Smartphones have even muscled into the sauna. The first person I saw doing this—steam-swiping—then exited and left the door open. If you and I were to be the last ones left alive on this dying planet and you asked me when exactly the death knell rang, I would offer this as my suggestion, before towelling myself dry of tears, and jogging proudly away with moderate if visually unremarkable fitness for someone of my age.
Even the most annoying man in history, who has been coming here almost as long as I have and likes to scream “Yes!” and whoop, grunt and wheeze as he drops incredible arrays of free weights to the mat in triumph, is powerless against this self-regarding new wave. This man moves so quickly through the equipment that the noise he makes is offset by the speed of the display. Yet I have seen even him retreat from a younger man who looks like a tattooed Ralph Fiennes and trains with his girlfriend (separate circle of hell, again, for couples’ fitness) and isn’t getting out of anyone’s way until he’s done laughing at his phone and talking to her about how much money he makes.
One expects to find the music or the dialect or the politics of the young in some measure ridiculous as one grows old, such are the scant perks of ageing, but one is puzzled above all by what is happening to their bodies. A phenomenon even more baffling than what has not happened to mine. Between the phone staring and the mirror glancing and the unabashed bicep kissing, there is a dramatic upsurge in men’s size. When Geordie Shore started in 2011, you would have been forgiven for thinking this archetype—body-hairless fist-man with neat but volumised coiffure—was just a regional problem. But as you will have noticed, this is now nationwide and going global.

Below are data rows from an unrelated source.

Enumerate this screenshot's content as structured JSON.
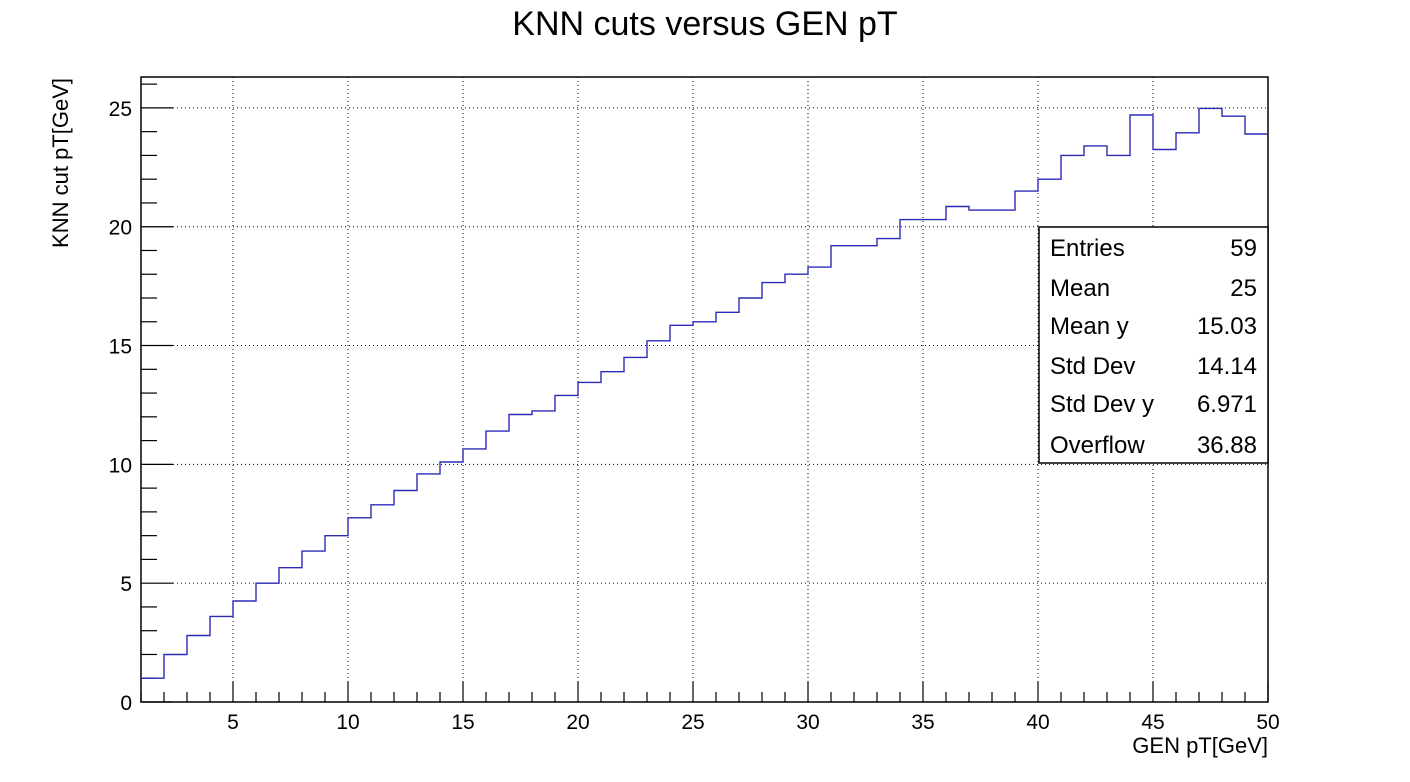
{
  "chart_data": {
    "type": "line",
    "style": "step-histogram",
    "title": "KNN cuts versus GEN pT",
    "xlabel": "GEN pT[GeV]",
    "ylabel": "KNN cut pT[GeV]",
    "xlim": [
      1,
      50
    ],
    "ylim": [
      0,
      26.3
    ],
    "x_ticks": [
      5,
      10,
      15,
      20,
      25,
      30,
      35,
      40,
      45,
      50
    ],
    "y_ticks": [
      0,
      5,
      10,
      15,
      20,
      25
    ],
    "grid": true,
    "line_color": "#2b2bb8",
    "bin_edges": [
      1,
      2,
      3,
      4,
      5,
      6,
      7,
      8,
      9,
      10,
      11,
      12,
      13,
      14,
      15,
      16,
      17,
      18,
      19,
      20,
      21,
      22,
      23,
      24,
      25,
      26,
      27,
      28,
      29,
      30,
      31,
      32,
      33,
      34,
      35,
      36,
      37,
      38,
      39,
      40,
      41,
      42,
      43,
      44,
      45,
      46,
      47,
      48,
      49,
      50
    ],
    "values": [
      1.0,
      2.0,
      2.8,
      3.6,
      4.25,
      5.0,
      5.65,
      6.35,
      7.0,
      7.75,
      8.3,
      8.9,
      9.6,
      10.1,
      10.65,
      11.4,
      12.1,
      12.25,
      12.9,
      13.45,
      13.9,
      14.5,
      15.2,
      15.85,
      16.0,
      16.4,
      17.0,
      17.65,
      18.0,
      18.3,
      19.2,
      19.2,
      19.5,
      20.3,
      20.3,
      20.85,
      20.7,
      20.7,
      21.5,
      22.0,
      23.0,
      23.4,
      23.0,
      24.7,
      23.25,
      23.95,
      24.98,
      24.65,
      23.9
    ],
    "legend": [
      {
        "label": "Entries",
        "value": "59"
      },
      {
        "label": "Mean",
        "value": "25"
      },
      {
        "label": "Mean y",
        "value": "15.03"
      },
      {
        "label": "Std Dev",
        "value": "14.14"
      },
      {
        "label": "Std Dev y",
        "value": "6.971"
      },
      {
        "label": "Overflow",
        "value": "36.88"
      }
    ],
    "legend_position": "right"
  }
}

Where, given all the vanity and inertia on display, do they find the time? It seems that many of us don’t, as there is much chat among the mists between gorillas about how to cut corners in the quest for muscle definition that cannot be defined by mere biology and effort. “Tabs or jabs?” is the question among the steroid brethren. What, I would ask, if this were a more convivial space, are you going to do with all that meat you’re manifesting? What do you get up to when you get home?
Is this, perhaps, the tragedy of the modern metro strongman? All that muscle, and nothing to lift but a phone. I slip past the young, dysmorphic giants and leave the gym unnoticed, resolving to keep my ageless, reverse-Dorian Gray snapshot in the system, for another 16 years, ideally. Which is, of course, a vanity of its own. I hide from my reflection one last time and recite the mid-life mantra and serenity plea: “It must be them; it can’t be me.”